Apple outed its brand new iMac line of all-in-one desktops this week, and this morning at Apple’s London offices, we were treated to a demonstration of what the new Sandy Bridge computers are capable of. Our own review is in the pipeline, but in the meantime, read on and discover five little nuggets you might not know about these gorgeous boxes.
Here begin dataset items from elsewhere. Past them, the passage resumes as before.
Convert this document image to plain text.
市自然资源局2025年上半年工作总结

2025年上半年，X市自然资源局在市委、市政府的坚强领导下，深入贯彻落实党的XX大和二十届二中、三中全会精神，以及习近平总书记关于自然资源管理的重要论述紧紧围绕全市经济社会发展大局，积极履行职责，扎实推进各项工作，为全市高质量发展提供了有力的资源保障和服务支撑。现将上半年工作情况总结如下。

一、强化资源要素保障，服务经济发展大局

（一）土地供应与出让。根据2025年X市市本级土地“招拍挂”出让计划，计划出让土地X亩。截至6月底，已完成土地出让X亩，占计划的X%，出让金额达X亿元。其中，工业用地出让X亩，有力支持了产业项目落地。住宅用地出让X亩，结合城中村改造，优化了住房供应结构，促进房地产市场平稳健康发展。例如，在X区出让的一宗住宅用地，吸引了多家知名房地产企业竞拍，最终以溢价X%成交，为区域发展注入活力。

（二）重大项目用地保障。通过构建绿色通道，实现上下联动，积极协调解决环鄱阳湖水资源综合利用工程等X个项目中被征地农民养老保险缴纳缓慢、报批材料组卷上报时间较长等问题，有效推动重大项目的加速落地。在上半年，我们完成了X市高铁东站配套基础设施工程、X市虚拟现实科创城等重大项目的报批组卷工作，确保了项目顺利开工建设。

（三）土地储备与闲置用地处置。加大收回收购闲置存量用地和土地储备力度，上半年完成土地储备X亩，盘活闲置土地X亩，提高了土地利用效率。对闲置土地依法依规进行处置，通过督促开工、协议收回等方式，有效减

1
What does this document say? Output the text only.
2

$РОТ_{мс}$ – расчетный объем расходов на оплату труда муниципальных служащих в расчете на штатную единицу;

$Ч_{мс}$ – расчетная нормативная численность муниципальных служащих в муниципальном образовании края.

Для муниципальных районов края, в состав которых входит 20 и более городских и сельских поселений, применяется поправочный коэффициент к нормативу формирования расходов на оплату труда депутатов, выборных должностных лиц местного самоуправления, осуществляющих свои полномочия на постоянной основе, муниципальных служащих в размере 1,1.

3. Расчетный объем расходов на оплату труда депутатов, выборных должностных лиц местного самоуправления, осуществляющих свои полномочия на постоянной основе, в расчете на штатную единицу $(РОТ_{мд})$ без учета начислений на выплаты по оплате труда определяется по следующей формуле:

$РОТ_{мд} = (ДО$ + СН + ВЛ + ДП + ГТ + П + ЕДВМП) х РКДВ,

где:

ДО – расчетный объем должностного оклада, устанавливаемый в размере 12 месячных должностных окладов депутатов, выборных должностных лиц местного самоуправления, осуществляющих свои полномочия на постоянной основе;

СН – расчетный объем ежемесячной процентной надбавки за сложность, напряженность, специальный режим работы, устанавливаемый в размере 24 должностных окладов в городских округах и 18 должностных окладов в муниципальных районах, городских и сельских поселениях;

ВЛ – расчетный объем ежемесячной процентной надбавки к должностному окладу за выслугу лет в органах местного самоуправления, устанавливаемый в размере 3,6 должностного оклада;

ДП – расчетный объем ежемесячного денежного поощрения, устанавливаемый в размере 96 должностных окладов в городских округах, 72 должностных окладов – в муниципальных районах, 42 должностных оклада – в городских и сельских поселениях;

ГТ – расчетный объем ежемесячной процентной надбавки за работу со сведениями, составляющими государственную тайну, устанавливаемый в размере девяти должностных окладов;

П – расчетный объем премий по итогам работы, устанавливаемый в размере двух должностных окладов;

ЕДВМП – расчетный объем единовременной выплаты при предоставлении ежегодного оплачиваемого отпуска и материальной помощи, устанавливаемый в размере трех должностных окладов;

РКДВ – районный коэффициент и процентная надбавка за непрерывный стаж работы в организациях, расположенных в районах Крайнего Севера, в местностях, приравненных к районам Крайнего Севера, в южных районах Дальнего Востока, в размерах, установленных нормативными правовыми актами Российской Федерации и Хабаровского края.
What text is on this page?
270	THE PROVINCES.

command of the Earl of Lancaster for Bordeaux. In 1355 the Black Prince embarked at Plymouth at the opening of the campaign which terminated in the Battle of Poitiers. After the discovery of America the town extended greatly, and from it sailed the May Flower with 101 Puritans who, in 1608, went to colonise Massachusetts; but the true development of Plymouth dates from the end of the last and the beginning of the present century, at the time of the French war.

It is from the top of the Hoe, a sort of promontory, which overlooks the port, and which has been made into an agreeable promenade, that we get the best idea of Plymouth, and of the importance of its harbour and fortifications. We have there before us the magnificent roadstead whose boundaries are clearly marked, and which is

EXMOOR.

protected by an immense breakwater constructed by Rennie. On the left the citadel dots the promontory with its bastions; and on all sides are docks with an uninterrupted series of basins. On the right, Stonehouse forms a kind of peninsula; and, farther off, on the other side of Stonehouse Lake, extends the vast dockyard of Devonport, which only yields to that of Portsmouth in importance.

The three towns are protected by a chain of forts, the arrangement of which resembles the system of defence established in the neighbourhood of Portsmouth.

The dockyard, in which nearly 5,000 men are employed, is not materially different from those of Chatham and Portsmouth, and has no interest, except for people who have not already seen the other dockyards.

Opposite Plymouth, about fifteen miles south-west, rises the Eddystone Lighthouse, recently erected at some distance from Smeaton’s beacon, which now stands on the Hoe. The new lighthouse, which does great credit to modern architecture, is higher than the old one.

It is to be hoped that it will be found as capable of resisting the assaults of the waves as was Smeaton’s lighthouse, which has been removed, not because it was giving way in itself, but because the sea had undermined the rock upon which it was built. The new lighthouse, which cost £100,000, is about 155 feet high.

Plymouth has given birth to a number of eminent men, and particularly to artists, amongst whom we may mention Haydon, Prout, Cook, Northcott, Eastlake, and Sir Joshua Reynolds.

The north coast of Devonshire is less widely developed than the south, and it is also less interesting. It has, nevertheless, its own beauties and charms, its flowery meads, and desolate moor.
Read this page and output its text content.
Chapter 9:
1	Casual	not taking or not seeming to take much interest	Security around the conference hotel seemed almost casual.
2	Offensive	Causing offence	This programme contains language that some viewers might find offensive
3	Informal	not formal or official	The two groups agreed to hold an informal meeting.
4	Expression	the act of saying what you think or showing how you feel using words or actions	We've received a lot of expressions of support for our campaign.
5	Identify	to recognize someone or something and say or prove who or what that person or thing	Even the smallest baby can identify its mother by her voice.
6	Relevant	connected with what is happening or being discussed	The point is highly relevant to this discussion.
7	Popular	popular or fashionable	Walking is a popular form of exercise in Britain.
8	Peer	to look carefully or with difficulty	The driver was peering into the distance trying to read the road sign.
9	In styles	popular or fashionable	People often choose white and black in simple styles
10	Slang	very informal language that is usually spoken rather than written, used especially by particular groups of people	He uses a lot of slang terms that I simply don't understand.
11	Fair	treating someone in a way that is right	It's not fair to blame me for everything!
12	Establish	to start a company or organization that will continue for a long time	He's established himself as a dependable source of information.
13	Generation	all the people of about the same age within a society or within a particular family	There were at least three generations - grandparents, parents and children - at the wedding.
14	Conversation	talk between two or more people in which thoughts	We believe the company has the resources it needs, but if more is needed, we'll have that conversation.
The new iMac is a Mac Pro beater
The Mac Pro is the hulking, super pricey box aimed at video and image editing professionals – yet Apple is willing to admit that the iMac is catching up, claiming that the highest end 27-inch new iMac with AMD Radeon HD 6970M 2GB GDDR5 graphics is actually faster than the current entry level Mac Pro, with 30 percent speedier graphics performance. Oh, and it comes with a screen too.
Ambient light sensor
Physically, the new iMac models haven’t changed much, other than with the extra Thunderbolt ports popped around the back. There is one other, subtle change: on the front is an ambient light sensor that we saw in action, which gradually adjusts the light based on that in the room you’re working in, akin to how modern smartphones do. It’s a nice touch on an all-in-one, particularly if you use it for a long stretch with light pouring through the windows and then receding.
Facetime is fullscreen
FaceTime on iOS devices is currently shot in 4:3 ratio – since that’s the aspect ratio of your iPhone, iPod touch or iPad 2′s display. But on the new iMac, the HD webcam films your mug for widescreen, 16:9 FaceTime chats, just as it does on the new MacBook Pro line. Black bars begone!
It’s even greener
The new iMac is Apple’s first product to be Energy Star 5.2 certified. It’s the new bench mark set by Mother Earth, or the US Environmental Protection Agency anyway, meaning that it’s been independently lab tested not to burn up too much juice, or go around throwing plastic shopping bags into landfill.
Solid state is an option
You won’t see it on the iMac page on Apple’s online store, but click through to configure your model and you’ll find that both the 21 and 27-inch new iMacs have an option to switch out the hard drive for a 256GB solid state drive – yes, you’re looking at far less storage space, but who cares when Snow Leopard will run like lightning. You could always plug in one (or even twelve) Thunderbolt hard drives in an array if you wanted – or pay eve more to grab both an SSD and a hard drive, with the OS X installation on the former and all your files stashed on the latter.